On June 17, 2010, the U.S. Supreme Court issued its opinion in City of Ontario, Calif. v. Quon, No. 08-1332, slip op., 560 U.S. ___ (June 17, 2010), upholding the municipal employer’s right to search an employee’s text messages on a city-issued pager.  In this case, SWAT Sgt. Jeff Quon used the pager issued to him by the Ontario, California Police Department, to send and receive messages that, in the trial judge’s words, were “to say the least, sexually explicit in nature.”  Police officials discovered many personal messages, including some that were sexually explicit, when it decided to audit text message usage to see whether SWAT team officers were using their pagers too often for personal reasons.  The city had a policy making clear that it had the right to monitor communications on computers, e-mail and the Internet, but one police official informally told officers that no one would audit their text messages so long as the officers paid for the charges above a monthly allowance.  After the audit disclosed the sexually explicit messages, Sergeant Quon, a second officer, the sergeant’s wife and mistress sued the department saying their Fourth Amendment Rights were violated.
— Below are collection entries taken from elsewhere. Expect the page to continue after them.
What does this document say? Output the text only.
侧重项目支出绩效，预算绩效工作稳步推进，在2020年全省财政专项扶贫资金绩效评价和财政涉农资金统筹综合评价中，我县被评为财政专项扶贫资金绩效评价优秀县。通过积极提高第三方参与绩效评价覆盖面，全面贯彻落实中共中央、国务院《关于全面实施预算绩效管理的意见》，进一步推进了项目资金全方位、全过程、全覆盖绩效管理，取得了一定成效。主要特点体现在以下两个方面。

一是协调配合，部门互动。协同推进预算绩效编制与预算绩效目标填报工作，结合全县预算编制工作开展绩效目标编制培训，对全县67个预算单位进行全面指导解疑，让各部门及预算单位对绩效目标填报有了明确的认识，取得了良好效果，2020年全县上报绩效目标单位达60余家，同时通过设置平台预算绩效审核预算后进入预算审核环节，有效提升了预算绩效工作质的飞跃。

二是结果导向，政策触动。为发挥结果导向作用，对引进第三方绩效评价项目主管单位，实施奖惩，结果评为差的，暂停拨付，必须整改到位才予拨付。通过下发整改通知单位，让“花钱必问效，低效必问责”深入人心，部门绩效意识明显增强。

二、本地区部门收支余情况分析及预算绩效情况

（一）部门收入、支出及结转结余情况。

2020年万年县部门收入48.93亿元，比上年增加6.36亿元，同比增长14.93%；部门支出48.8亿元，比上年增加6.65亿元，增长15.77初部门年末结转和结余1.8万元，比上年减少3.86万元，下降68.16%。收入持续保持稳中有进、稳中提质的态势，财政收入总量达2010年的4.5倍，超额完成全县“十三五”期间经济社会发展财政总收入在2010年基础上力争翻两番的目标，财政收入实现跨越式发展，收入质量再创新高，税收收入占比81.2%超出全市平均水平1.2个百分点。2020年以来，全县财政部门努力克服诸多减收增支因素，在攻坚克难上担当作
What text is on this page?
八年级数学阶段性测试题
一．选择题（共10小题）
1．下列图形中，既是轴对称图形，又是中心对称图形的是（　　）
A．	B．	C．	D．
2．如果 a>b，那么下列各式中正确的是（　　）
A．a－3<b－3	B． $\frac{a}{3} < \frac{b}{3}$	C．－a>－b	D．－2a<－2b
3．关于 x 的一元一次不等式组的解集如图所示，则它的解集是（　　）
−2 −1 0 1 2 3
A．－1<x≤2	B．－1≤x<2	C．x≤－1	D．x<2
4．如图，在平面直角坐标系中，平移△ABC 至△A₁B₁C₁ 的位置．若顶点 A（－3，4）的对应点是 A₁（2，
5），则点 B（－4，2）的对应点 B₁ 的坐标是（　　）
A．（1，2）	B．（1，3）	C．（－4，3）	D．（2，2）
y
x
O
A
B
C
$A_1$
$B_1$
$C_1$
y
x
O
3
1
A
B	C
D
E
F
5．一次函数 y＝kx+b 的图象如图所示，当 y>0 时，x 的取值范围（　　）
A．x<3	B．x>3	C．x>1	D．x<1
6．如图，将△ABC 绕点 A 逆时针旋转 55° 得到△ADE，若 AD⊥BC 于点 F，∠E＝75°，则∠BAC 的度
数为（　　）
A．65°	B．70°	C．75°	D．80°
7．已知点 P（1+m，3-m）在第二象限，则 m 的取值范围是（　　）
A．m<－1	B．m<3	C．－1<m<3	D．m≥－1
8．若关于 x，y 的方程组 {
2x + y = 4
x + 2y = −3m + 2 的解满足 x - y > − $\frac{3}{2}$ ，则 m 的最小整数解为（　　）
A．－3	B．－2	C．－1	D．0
Writing on behalf of a unanimous Court, Justice Anthony Kennedy said that Quon could not assume “that his messages were in all circumstances immune from scrutiny.”  Justice Kennedy specifically warned that this decision was narrow and closely tied to the facts, and went on to say that the court was uncomfortable fashioning comprehensive legal rules, given the pace of technological and cultural change.  Saying that, so long as employers have a “legitimate work-related purpose” for inspecting such communications, however, Justice Kennedy wrote that the Police Department’s  audit of pager messages on a city-issued device “was not nearly as intrusive as a search of his personal e-mail account or pager, or wiretap of his home phone line would have been.”  Justice Kennedy went on to say that, based on the general affordability of cell phones and similar devices, employees who want to avoid having such communications revealed “can purchase and pay for their own.”